Dès le début du congrès, le secrétaire général de Lescure a donné le ton : hors de question d’aborder la guerre impérialiste, de l’inflation, du chômage… ces sujets n’étant pas dans les thèmes décidés par la bureaucratie à la tête du syndicat. Selon lui, le rôle du syndicat serait de proposer au gouvernement Macron-Lecornu des alternatives ! C’est effectivement ce que les chefs syndicaux ont fait avec le décret qui exclut des universités les étudiants étrangers, principalement issus des ex-colonies.

Les délégués Pour un syndicalisme de combat (PSC) n’ont pas plié.
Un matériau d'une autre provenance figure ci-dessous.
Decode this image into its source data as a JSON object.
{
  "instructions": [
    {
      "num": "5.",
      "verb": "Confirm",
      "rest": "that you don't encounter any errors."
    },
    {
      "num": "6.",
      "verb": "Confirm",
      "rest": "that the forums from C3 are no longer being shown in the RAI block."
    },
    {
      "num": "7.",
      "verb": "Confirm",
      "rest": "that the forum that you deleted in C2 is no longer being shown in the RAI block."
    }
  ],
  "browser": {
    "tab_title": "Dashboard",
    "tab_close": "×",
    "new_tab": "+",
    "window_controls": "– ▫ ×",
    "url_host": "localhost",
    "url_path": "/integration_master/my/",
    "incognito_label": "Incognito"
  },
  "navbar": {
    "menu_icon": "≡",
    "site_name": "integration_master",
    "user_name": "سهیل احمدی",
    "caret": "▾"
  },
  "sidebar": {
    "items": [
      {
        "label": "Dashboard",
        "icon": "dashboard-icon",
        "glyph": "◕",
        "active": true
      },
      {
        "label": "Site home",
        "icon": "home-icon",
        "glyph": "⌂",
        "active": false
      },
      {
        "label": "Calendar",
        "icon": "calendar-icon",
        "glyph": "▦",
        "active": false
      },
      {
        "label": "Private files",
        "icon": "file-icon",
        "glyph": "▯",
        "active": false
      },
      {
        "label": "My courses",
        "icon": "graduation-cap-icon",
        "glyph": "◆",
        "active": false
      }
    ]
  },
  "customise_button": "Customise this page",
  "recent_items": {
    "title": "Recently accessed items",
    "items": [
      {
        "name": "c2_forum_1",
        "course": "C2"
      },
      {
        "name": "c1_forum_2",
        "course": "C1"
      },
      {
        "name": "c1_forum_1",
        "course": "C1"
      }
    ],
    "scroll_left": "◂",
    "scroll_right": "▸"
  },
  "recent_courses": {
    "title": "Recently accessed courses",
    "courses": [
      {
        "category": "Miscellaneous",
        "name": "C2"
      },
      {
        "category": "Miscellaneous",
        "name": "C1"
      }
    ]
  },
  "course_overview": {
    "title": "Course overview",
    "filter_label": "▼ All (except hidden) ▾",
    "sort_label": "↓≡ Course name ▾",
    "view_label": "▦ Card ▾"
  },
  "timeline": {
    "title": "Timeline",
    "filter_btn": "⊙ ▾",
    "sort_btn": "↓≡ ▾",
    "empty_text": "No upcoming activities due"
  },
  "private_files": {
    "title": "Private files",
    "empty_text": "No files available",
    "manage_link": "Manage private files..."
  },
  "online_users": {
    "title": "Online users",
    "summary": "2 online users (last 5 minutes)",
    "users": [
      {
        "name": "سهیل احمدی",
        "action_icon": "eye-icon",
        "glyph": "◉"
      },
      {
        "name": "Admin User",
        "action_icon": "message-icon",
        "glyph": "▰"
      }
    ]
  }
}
Un est intervenu en premier lors du débat général pour que les syndicats se mettent en ordre de bataille contre le militarisme tricolore, la privatisation de l’université, l’inflation, les licenciements…

Un autre s’est adressé au congrès pour que le syndicat rompe avec la participation et la cogestion, appelle à affronter le gouvernement Macron-Lecornu et donc avec l’ensemble des syndicats, appelle dès la rentrée aux AG, aux coordinations locales, régionales et nationale pour préparer la grève générale.

Tous les membres d’Action syndicale (Unité et action dans la FSU) et École émancipée ont caché leur étiquette. Les délégués AS-UA se sont réduits à des interventions locales sans autre perspective que les conseils d’administration, la cogestion. Un EE a appelé à voter pour un candidat « de gauche » à la présidentielle de 2027. Les travailleurs peuvent bien continuer à subir pendant ce temps-là. Les quelques véritables travailleuses et travailleurs ont noté l’absence de perspective donnée par la direction.

Comme à l’accoutumée, la majorité des débats du congrès se faisaient dans des commissions organisées autour de thèmes qui n’émanent pas des plénières, dont les responsables sont désignés à l’avance par l’appareil et dont les textes qui en résultent sont soigneusement écrits par ces mêmes responsables. En plénière, les chefs d’AS-UA ont voulu initialement interdire tout débat, tout amendement comme ils ont l’habitude de le faire. Mais PSC était intervenu en début de congrès pour qu’un bureau de congrès soit élu démocratiquement. Dans ce bureau, les délégués PSC et Agir-PSL contre l’avis initial du secrétaire général ont convaincu et obtenu que les textes soient bien discutés et amendés par la plénière. la démocratie dans le syndicat est une base essentielle : sinon, l’appareil a le monopole. Des motions ont été soumises mais la direction a réussi malgré tout à interdire tout débat et amendement. Les motions n’ont été connues des délégués que pour le temps de la lecture, hormis ceux concoctés par la direction AS-UA, bien sûr.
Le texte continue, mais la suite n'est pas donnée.